Thoughts from the PETE&C…
By Tiff Setzler


Thoughts from the PETE & C 

I have just returned from the Pennsylvania Educational Technology Expo and Conference, held in Hershey, PA.

Kristen Milanovich from the Freedom Area High School presented Learning to Program with Alice, and invited me to present with her. I was grateful for the opportunity to present with Kristen. She did a wonderful job, and it was a pleasure to work with her.

This is the first conference targeted specifically to K-12 that I have attended in several years, and it was a very valuable experience. In my former life, I was a high school computer science teacher and tech director, and attended many conferences like this.

I am still digesting all that I saw, heard and experienced, but here are a few initial first impressions.

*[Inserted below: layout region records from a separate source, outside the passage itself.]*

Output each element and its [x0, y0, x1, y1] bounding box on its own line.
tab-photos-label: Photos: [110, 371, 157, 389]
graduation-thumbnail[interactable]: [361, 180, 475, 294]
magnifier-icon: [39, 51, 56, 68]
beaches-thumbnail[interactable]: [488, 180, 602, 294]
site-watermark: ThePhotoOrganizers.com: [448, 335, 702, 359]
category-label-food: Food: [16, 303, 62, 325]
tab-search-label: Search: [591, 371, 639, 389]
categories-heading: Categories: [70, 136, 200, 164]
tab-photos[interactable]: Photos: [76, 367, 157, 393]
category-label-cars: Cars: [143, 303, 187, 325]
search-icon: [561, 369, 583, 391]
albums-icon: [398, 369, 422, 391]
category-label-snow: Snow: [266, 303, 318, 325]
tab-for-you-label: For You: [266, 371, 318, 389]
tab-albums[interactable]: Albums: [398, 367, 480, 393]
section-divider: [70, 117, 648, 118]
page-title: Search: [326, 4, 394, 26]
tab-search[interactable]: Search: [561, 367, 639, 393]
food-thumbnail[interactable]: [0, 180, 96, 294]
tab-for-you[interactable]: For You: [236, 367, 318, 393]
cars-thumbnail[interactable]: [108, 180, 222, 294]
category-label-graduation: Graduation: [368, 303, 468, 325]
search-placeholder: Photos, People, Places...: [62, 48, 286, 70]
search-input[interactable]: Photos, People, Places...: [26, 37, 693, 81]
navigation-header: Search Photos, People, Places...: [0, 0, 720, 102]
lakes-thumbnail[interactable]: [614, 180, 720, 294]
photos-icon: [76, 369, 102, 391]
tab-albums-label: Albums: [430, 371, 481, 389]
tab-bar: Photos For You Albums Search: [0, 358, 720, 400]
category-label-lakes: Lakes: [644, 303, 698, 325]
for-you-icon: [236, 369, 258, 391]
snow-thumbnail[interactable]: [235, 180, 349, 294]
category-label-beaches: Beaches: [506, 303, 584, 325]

  1. I was very happy to see the number of attendees, the number of exhibitors, the number of presentations. It is clear that there is a lot going on in K-12 technology education.
  2. However, what I would consider computer science education seemed to have a relatively small presence. If the CSTA was represented here, I missed them, and it seemed that this would be a place that they should be visible.
  3. BYOD (Bring Your Own Device) seems to be the current acronym receiving the most attention at this conference. This refers to students bringing their own computation devices (smartphones, tablets, netbooks, laptops) to schools. Some thoughts on this in another post.
  4. I heard, more than once, textbooks in K-12 are dying. This was not really surprising, but I get the impression it is happening much faster than I might have anticipated.
  5. I was surprised, in the exhibits floor, to see how many software companies and titles were NOT (this NOT was missing form the original post, and it is sort of critical to my thought ;-0 ) represented. Have we learned that specific software packages for education do not work (or from a developers point of view, do not pay?).
    • A lot of presentations during the conference on apps and resources available on the internet. Not surprising, I guess
    • Developers seem to be concentrating on course management systems, and complete curriculum packages.

Over the next several days I will highlight some of the more interesting presentations that I had the chance to sit in on, and perhaps think some more with you about some of these impressions.